They had just crossed the crest of the Curridgians, discernable by the fact that all streams now flowed westward instead of to the east, when they heard the first roll of thunder.
“Hunkapa no see clouds, no see storm.” The hirsute hulk had his head tilted back while he squinted at the sky.
“It does not sound like that kind of thunder.” Holding fast to his spear, Ehomba strode along in front, maintaining the same steady pace as always.
Simna ibn Sind cocked his head sideways as he regarded his tall companion. “There’s more than one kind?”
The herdsman smiled down at him. “Many kinds. I myself have been trained to identify dozens of different varieties.”
“Hoy then, if it’s not a far-off storm clearing its throat that we’re hearing, then what is it?”
“I do not know.” A brilliant black-and-green spotted beetle landed on the herdsman’s shirt, hitching a ride. Ehomba admired its glossy carapace and let it be.
“I thought you said you knew dozens of kinds of thunder?”
“I do.” Ehomba’s smile thinned. “But this one I do not recognize.”
Whatever its source, it grew louder as they began to start downward. Its measured, treading rhythm was abnormal, suggesting an origin that was anything but natural. Yet the percussive volume was too loud to originate with anything man-made.
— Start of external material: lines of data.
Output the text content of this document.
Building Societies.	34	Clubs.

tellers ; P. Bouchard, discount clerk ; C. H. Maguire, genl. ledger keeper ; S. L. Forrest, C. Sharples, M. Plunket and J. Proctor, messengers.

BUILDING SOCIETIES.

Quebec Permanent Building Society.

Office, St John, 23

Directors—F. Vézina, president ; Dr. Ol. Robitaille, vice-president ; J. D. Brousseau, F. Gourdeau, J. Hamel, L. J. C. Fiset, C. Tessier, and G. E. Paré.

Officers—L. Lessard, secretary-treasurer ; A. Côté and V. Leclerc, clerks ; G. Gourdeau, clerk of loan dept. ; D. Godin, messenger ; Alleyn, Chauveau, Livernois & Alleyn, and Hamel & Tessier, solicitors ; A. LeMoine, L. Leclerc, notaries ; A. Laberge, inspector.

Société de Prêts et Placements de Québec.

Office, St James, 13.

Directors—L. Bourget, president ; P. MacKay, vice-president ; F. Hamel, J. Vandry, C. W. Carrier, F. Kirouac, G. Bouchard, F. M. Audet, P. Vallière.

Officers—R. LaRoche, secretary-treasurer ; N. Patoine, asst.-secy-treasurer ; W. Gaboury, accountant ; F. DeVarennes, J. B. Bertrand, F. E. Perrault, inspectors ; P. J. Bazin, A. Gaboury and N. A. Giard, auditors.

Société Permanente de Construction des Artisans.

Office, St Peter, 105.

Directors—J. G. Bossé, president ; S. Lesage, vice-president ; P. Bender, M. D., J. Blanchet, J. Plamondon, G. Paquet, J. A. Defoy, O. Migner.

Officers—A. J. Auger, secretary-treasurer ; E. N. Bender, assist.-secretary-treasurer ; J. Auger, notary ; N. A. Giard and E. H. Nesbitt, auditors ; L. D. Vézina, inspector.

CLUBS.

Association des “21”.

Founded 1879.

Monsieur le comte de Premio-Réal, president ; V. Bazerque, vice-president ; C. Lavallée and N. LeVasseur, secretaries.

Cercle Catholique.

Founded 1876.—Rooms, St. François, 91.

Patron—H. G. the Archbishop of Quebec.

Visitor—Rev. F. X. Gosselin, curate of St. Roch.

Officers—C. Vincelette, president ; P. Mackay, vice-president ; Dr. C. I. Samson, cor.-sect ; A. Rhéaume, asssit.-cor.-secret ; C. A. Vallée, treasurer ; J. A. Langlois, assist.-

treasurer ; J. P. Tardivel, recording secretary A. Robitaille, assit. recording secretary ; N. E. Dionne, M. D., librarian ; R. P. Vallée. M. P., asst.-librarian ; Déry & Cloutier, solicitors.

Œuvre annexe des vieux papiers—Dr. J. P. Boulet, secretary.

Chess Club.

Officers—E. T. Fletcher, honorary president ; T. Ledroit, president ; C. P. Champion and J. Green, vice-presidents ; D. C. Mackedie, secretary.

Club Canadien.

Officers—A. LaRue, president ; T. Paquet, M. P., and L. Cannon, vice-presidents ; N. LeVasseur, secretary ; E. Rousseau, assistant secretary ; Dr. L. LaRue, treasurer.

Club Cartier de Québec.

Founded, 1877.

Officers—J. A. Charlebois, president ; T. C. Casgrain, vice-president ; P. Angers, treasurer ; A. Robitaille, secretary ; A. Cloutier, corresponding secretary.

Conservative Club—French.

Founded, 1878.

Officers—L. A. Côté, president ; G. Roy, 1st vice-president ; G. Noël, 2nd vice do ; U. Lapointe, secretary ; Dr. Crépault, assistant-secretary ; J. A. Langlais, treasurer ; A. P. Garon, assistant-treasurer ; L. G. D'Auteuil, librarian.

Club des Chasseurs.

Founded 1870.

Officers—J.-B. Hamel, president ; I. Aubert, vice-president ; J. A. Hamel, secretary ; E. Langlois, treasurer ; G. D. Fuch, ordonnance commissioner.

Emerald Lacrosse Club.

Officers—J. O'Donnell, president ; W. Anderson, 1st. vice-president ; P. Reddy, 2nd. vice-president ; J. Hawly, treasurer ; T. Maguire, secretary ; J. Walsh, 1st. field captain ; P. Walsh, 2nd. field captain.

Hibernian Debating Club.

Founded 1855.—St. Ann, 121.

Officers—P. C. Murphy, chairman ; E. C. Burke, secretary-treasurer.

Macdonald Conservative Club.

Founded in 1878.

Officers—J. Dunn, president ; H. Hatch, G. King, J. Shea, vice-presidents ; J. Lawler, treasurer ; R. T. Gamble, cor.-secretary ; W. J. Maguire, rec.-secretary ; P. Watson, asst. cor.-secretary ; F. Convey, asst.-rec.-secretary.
Only when they came around a cliff and entered a small alpine valley did they see that both of their assumptions were correct.
It had not been much of a village to begin with, and now it was in the process of being reduced to nothing at all. The stately thunder they had been hearing was caused by the concussion of hammer against stone. The stones ranged in size from small boulders to chinkers light enough for a child to move from place to place. The head of the hammer, on the very much larger other hand, was bigger than Ehomba.